Enoch’s sacred vision in Moses 6 points to the next blindness that worries me. This one’s as old as humanity. Standing with God, Enoch sees a vision of all human history. Much as I think Christ must have done at Gethsemane, Enoch becomes aware of the divine glory of every single human being. His vision is sacred in part because it is unusual. Blindness to the divine in others is perhaps the oldest blindness of all. 

It’s easier to see ourselves and our needs than to witness the vast grandeur of the people who surround us. Our mortal selfishness makes it simpler for cultural assumptions about the nature of the world to confuse us.

In my personal and professional lives, much changed when a health crisis struck our family six year ago. In tearfully prolonged moments of soul-deep pain, I realized that I had been blind to my wife and children. I’d been blinded by my work, my love of excellence and accomplishment. I’d seen them as characters in my life story rather than divine beings in their own right. As the work of repentance reshaped my soul, I realized that I’d also been blind to my patients and their families. I’d seen them as types, shadows, surfaces, problems to be solved rather than beings to encounter. I’d been satisfied with the surface of people, afraid, in retrospect, of their divinity.

There’s a quote from C.S. Lewis that’s so popular it’s become a bit cliché. But it’s popular because it is true and beautiful and speaks to the essence of things. He said, “It is a serious thing to live in a society of possible gods and goddesses, to remember that the dullest and most uninteresting person you talk to may one day be a creature which, if you saw it now, you would be strongly tempted to worship. . . . There are no ordinary people; you have never talked to a mere mortal.”

As Latter-day Saints, we believe that doctrine even more than Lewis did. We are perhaps uniquely called to see the divine in others. In that spirit, I often ask myself now “What would Jesus See?” I confess that I don’t always know what Jesus would do in a given situation, but I’ve got an increasingly clear sense of what he would see. He sees the divine grace scintillating inside us; he sees the incomprehensible beauty that flows from every human being. I do well to see with Christ that beauty. 
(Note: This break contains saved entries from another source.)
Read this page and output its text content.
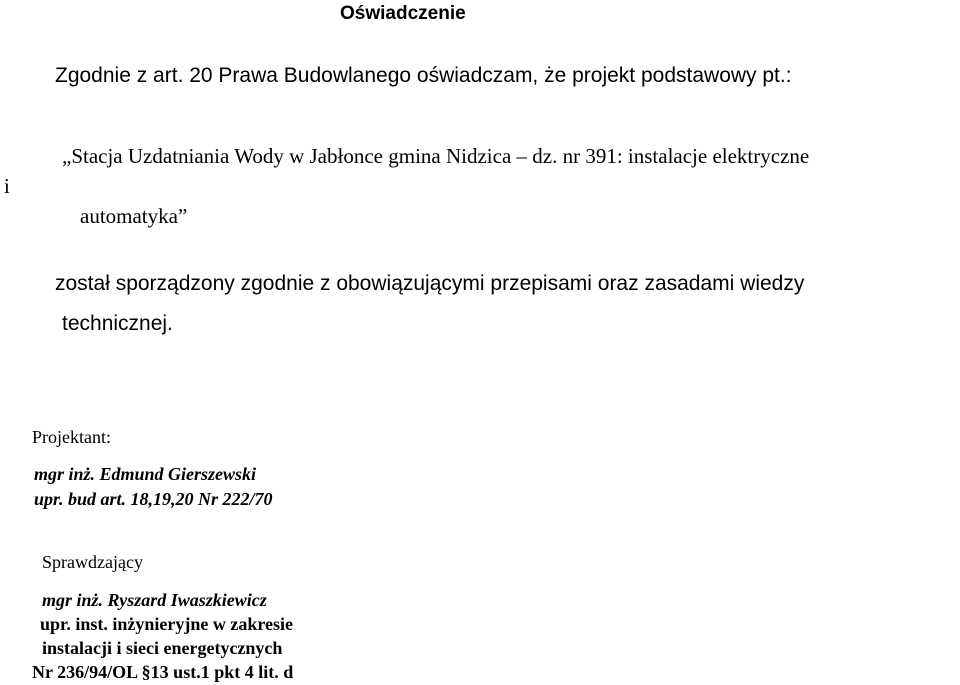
Oświadczenie

Zgodnie z art. 20 Prawa Budowlanego oświadczam, że projekt podstawowy pt.:

i

„Stacja Uzdatniania Wody w Jabłonce gmina Nidzica – dz. nr 391: instalacje elektryczne

automatyka”

został sporządzony zgodnie z obowiązującymi przepisami oraz zasadami wiedzy

technicznej.

Projektant:

mgr inż. Edmund Gierszewski

upr. bud art. 18,19,20 Nr 222/70

Sprawdzający

mgr inż. Ryszard Iwaszkiewicz

upr. inst. inżynieryjne w zakresie

instalacji i sieci energetycznych

Nr 236/94/OL §13 ust.1 pkt 4 lit. d
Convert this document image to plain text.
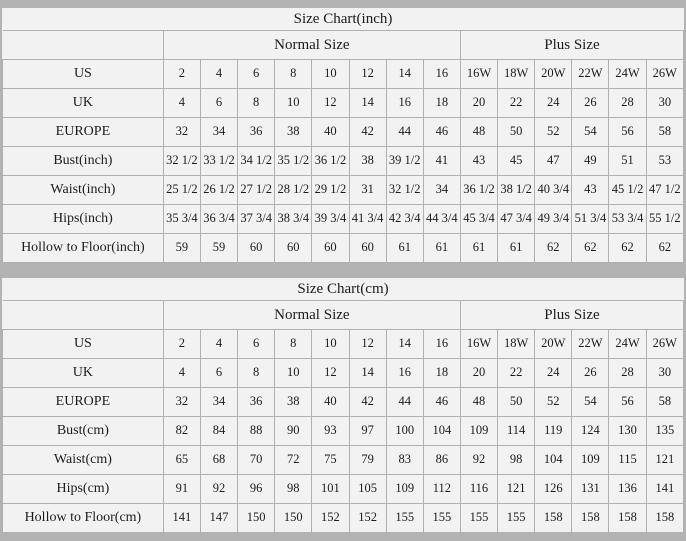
Size Chart(inch)														
	Normal Size								Plus Size					
US	2	4	6	8	10	12	14	16	16W	18W	20W	22W	24W	26W
UK	4	6	8	10	12	14	16	18	20	22	24	26	28	30
EUROPE	32	34	36	38	40	42	44	46	48	50	52	54	56	58
Bust(inch)	32 1/2	33 1/2	34 1/2	35 1/2	36 1/2	38	39 1/2	41	43	45	47	49	51	53
Waist(inch)	25 1/2	26 1/2	27 1/2	28 1/2	29 1/2	31	32 1/2	34	36 1/2	38 1/2	40 3/4	43	45 1/2	47 1/2
Hips(inch)	35 3/4	36 3/4	37 3/4	38 3/4	39 3/4	41 3/4	42 3/4	44 3/4	45 3/4	47 3/4	49 3/4	51 3/4	53 3/4	55 1/2
Hollow to Floor(inch)	59	59	60	60	60	60	61	61	61	61	62	62	62	62
Size Chart(cm)														
	Normal Size								Plus Size					
US	2	4	6	8	10	12	14	16	16W	18W	20W	22W	24W	26W
UK	4	6	8	10	12	14	16	18	20	22	24	26	28	30
EUROPE	32	34	36	38	40	42	44	46	48	50	52	54	56	58
Bust(cm)	82	84	88	90	93	97	100	104	109	114	119	124	130	135
Waist(cm)	65	68	70	72	75	79	83	86	92	98	104	109	115	121
Hips(cm)	91	92	96	98	101	105	109	112	116	121	126	131	136	141
Hollow to Floor(cm)	141	147	150	150	152	152	155	155	155	155	158	158	158	158
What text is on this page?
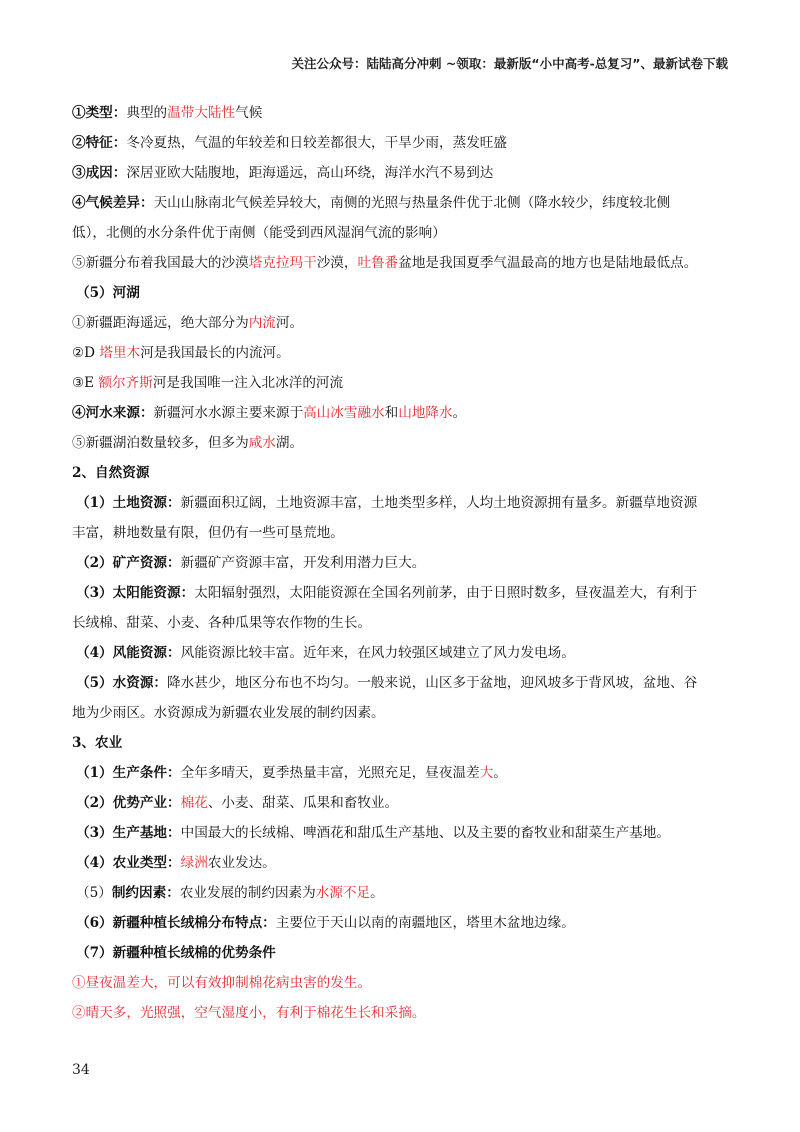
关注公众号：陆陆高分冲刺 ~领取：最新版“小中高考-总复习”、最新试卷下载
①类型：典型的温带大陆性气候
②特征：冬冷夏热，气温的年较差和日较差都很大，干旱少雨，蒸发旺盛
③成因：深居亚欧大陆腹地，距海遥远，高山环绕，海洋水汽不易到达
④气候差异：天山山脉南北气候差异较大，南侧的光照与热量条件优于北侧（降水较少，纬度较北侧
低），北侧的水分条件优于南侧（能受到西风湿润气流的影响）
⑤新疆分布着我国最大的沙漠塔克拉玛干沙漠，吐鲁番盆地是我国夏季气温最高的地方也是陆地最低点。
（5）河湖
①新疆距海遥远，绝大部分为内流河。
②D 塔里木河是我国最长的内流河。
③E 额尔齐斯河是我国唯一注入北冰洋的河流
④河水来源：新疆河水水源主要来源于高山冰雪融水和山地降水。
⑤新疆湖泊数量较多，但多为咸水湖。
2、自然资源
（1）土地资源：新疆面积辽阔，土地资源丰富，土地类型多样，人均土地资源拥有量多。新疆草地资源
丰富，耕地数量有限，但仍有一些可垦荒地。
（2）矿产资源：新疆矿产资源丰富，开发利用潜力巨大。
（3）太阳能资源：太阳辐射强烈，太阳能资源在全国名列前茅，由于日照时数多，昼夜温差大，有利于
长绒棉、甜菜、小麦、各种瓜果等农作物的生长。
（4）风能资源：风能资源比较丰富。近年来，在风力较强区域建立了风力发电场。
（5）水资源：降水甚少，地区分布也不均匀。一般来说，山区多于盆地，迎风坡多于背风坡，盆地、谷
地为少雨区。水资源成为新疆农业发展的制约因素。
3、农业
（1）生产条件：全年多晴天，夏季热量丰富，光照充足，昼夜温差大。
（2）优势产业：棉花、小麦、甜菜、瓜果和畜牧业。
（3）生产基地：中国最大的长绒棉、啤酒花和甜瓜生产基地、以及主要的畜牧业和甜菜生产基地。
（4）农业类型：绿洲农业发达。
（5）制约因素：农业发展的制约因素为水源不足。
（6）新疆种植长绒棉分布特点：主要位于天山以南的南疆地区，塔里木盆地边缘。
（7）新疆种植长绒棉的优势条件
①昼夜温差大，可以有效抑制棉花病虫害的发生。
②晴天多，光照强，空气湿度小，有利于棉花生长和采摘。
34
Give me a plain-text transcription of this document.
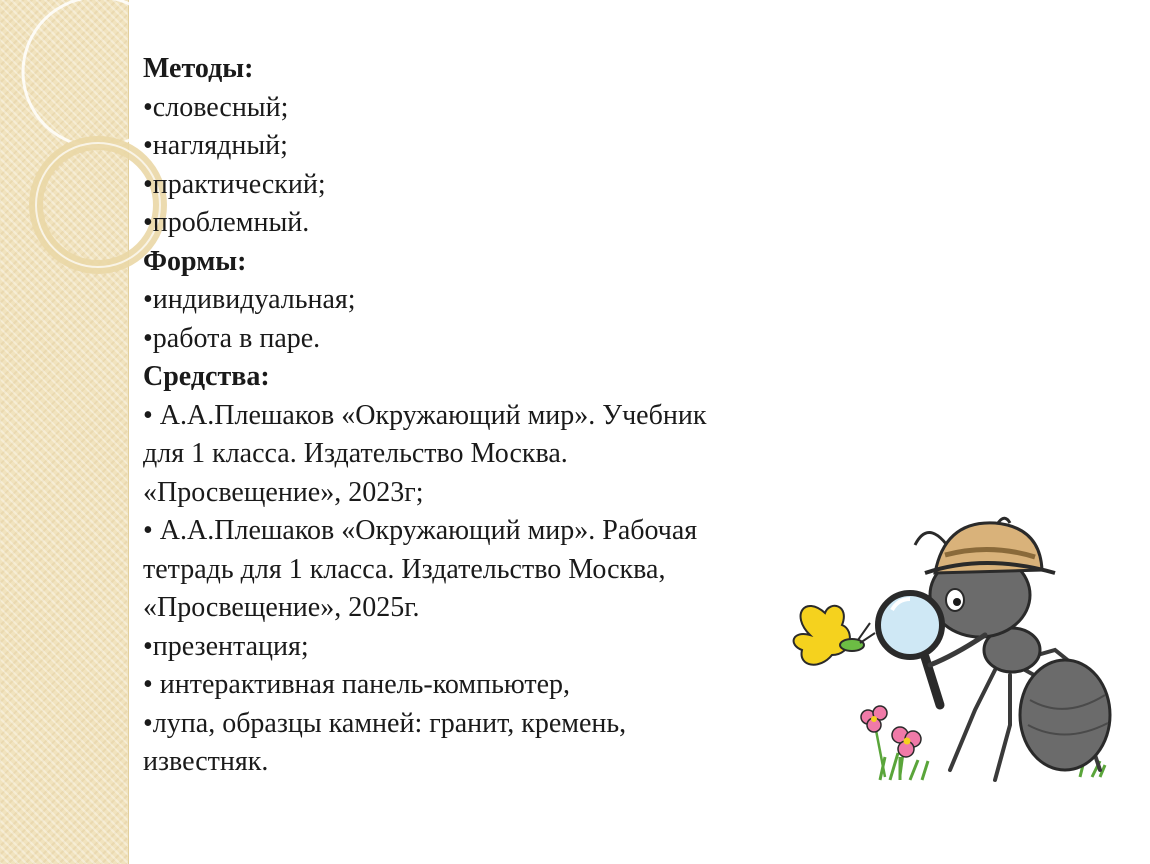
Методы:
•словесный;
•наглядный;
•практический;
•проблемный.
Формы:
•индивидуальная;
•работа в паре.
Средства:
• А.А.Плешаков «Окружающий мир». Учебник
для 1 класса. Издательство Москва.
«Просвещение», 2023г;
• А.А.Плешаков «Окружающий мир». Рабочая
тетрадь для 1 класса. Издательство Москва,
«Просвещение», 2025г.
•презентация;
• интерактивная панель-компьютер,
•лупа, образцы камней: гранит, кремень,
известняк.
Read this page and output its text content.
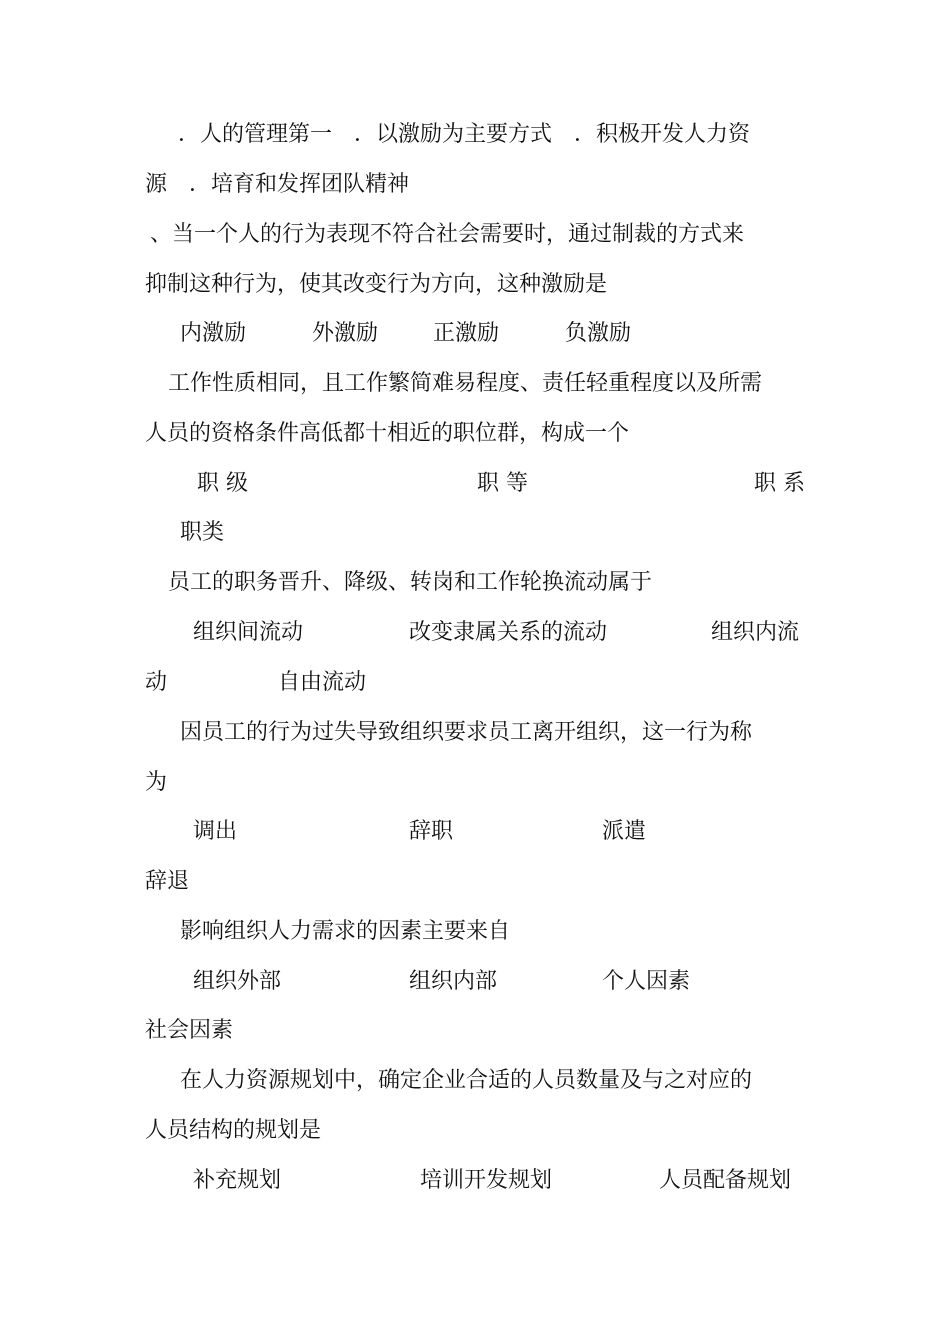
．人的管理第一　．以激励为主要方式　．积极开发人力资
源　．培育和发挥团队精神
、当一个人的行为表现不符合社会需要时，通过制裁的方式来
抑制这种行为，使其改变行为方向，这种激励是
内激励	外激励 正激励	负激励
工作性质相同，且工作繁简难易程度、责任轻重程度以及所需
人员的资格条件高低都十相近的职位群，构成一个
职 级	职 等	职 系
职类
员工的职务晋升、降级、转岗和工作轮换流动属于
组织间流动	改变隶属关系的流动	组织内流
动	自由流动
因员工的行为过失导致组织要求员工离开组织，这一行为称
为
调出	辞职	派遣
辞退
影响组织人力需求的因素主要来自
组织外部	组织内部	个人因素
社会因素
在人力资源规划中，确定企业合适的人员数量及与之对应的
人员结构的规划是
补充规划	培训开发规划	人员配备规划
My sisters and brothers, we and the world we inhabit throb with divine power. The world beams and hums. If we will open our eyes, we will realize that the scintillating majesty of the Northern lights is always flickering in the souls of the people we encounter and in the very soul of the world. But we must agree to look. We must be willing to see. As we retrain our vision, the solutions to the problems of heaven and earth will be various and wide 

ranging. We will all have roles to play in the grand drama. But first we must see. God beckons us to dance, with our whole bodies and souls. Our heavenly parents call us to participate with them in the eternal rhythms that transfigure our eternal souls through the continuous mortal work of faith. Let us see our heavenly parents; let us see each other with the eyes of faith. May we heed their call to the dance of life with eyes wide open is my prayer, in the name of Jesus Christ, Amen.